Đorđe Kunovac

Personal information
- Date of birth: 8 June 1975 (age 49)
- Place of birth: Mostar, SFR Yugoslavia
- Height: 1.81 m (5 ft 11 in)
- Position(s): Midfielder

Youth career
- Velež Mostar
- Rad

Senior career*
- Years: Team / Apps / (Gls)
- 1995–1996: Bečej / 30 / (4)
- 1996–1998: Rad / 63 / (9)
- 1999–2000: Leotar
- 2000–2001: Fortuna Düsseldorf / 10 / (0)
- 2001–2002: Rad / 6 / (0)
- 2002: Mogren / 2 / (0)
- 2003: Grbalj
- 2003–2004: Sinđelić Beograd

Managerial career
- 2008–2011: Sveti Stefan
- 2011–2011: Milutinac Zemun
- 2011–2012: Palilulac Beograd
- 2012–2012: Zmaj Zemun
- 2013–2013: Spartak Bánovce
- 2014–2016: Torlak
- 2016–2017: Avala
- 2017–: Sremčica

= Đorđe Kunovac =

Bosnian-Herzegovinian footballer (born 1975)

Đorđe Kunovac (Serbian Cyrillic: ЂорЂе Куновац, born 8 June 1975) is a Bosnian-Herzegovinian football manager and former player.

==Playing career==
Born in Trebinje, he began playing football in his home-town club FK Leotar. He was spotted there by FK Partizan who brought him to their youth team. He started playing as senior in the First League of FR Yugoslavia clubs FK Bečej and FK Rad. He played with Leotar in the First League of the Republika Srpska during until 2000, before coming to Germany to play in Fortuna Düsseldorf. Afterwards, he was back to Rad and in 2002 played for Montenegrin club FK Mogren before finishing his playing career in FK Sinđelić Beograd.

==Coaching career==
He was the coach of a Belgrade-based Serbian club FK Sveti Stefan. For the 2011–12 season he was appointed as head coach of FK Milutinac Zemun. After a few months Kunovac resigned as coach of FK Milutinac Zemun and later that year he was appointed as manager of FK Palilulac Beograd. For the 2012–13 season he started as a head coach of a FK Zmaj Zemun, but again after a few months re-resigned. Second part of the 2012–13 season he worked again as a head coach in FK Milutinac Zemun, and played for the senior team. For the 2013–14 season he was appointed as a manager of Slovak side FK Spartak Bánovce nad Bebravou.

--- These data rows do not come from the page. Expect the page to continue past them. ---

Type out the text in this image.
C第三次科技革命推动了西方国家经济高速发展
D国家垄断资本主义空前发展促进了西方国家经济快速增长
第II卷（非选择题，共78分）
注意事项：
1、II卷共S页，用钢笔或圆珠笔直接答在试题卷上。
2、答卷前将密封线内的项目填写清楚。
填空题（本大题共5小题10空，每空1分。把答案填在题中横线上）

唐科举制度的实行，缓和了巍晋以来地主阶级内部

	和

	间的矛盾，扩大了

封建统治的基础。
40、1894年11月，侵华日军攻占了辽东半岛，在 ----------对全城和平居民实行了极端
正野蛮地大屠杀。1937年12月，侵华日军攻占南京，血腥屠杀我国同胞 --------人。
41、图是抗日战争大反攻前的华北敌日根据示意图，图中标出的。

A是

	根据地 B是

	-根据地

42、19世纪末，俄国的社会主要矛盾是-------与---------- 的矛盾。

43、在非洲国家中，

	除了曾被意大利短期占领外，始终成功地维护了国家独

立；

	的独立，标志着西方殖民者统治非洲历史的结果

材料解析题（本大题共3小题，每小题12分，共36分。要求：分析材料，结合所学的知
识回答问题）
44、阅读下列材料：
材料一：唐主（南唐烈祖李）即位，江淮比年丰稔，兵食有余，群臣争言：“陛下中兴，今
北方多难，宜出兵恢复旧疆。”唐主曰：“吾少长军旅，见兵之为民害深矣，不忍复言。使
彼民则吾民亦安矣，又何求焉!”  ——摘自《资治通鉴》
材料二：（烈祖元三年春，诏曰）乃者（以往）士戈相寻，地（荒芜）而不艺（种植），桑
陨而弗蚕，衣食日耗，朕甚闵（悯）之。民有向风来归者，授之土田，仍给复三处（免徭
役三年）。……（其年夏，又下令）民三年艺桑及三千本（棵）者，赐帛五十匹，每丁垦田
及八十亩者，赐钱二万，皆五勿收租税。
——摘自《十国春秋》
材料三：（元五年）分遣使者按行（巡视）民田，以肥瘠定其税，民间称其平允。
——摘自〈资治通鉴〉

At the beginning of the 2014–15 season he took over managing Belgrade lower league club FK Torlak from Kumodraž. Torlak competes in 5th tier of Serbian football league system. In his first season as Torlak manager he won the league and got promoted to Belgrade Zone League (4th tier). He won the first tournament named Voždovac Trophy. In his second season the team won second Voždovac Trophy, and later that year fourth place on the end of the first part of the season, surprising everyone, which was expected by no one. FK Torlak style of play was recognizable in Belgrade at the time. Sadly, he resigned 3 rounds before end of the season due to differences with the club management. He was considered one of the best coaches in the league. After that he led newly-promoted FK Avala in their debut season 2016–17 in Belgrade Zone League. He got relegated due to poor quality in squad, and uninterested club management. He resigned at the end of the season. In the 2017–18 season he took the helm of FK Sremčica and a club from Belgrade Zone League. He completely rebuilt the squad prior to the season resulting poor displays in the first seven rounds. After that, everything got better and FK Sremčica won 4 matches plus 4 matches ended in a draw, which led to 10th place after the first part of the season.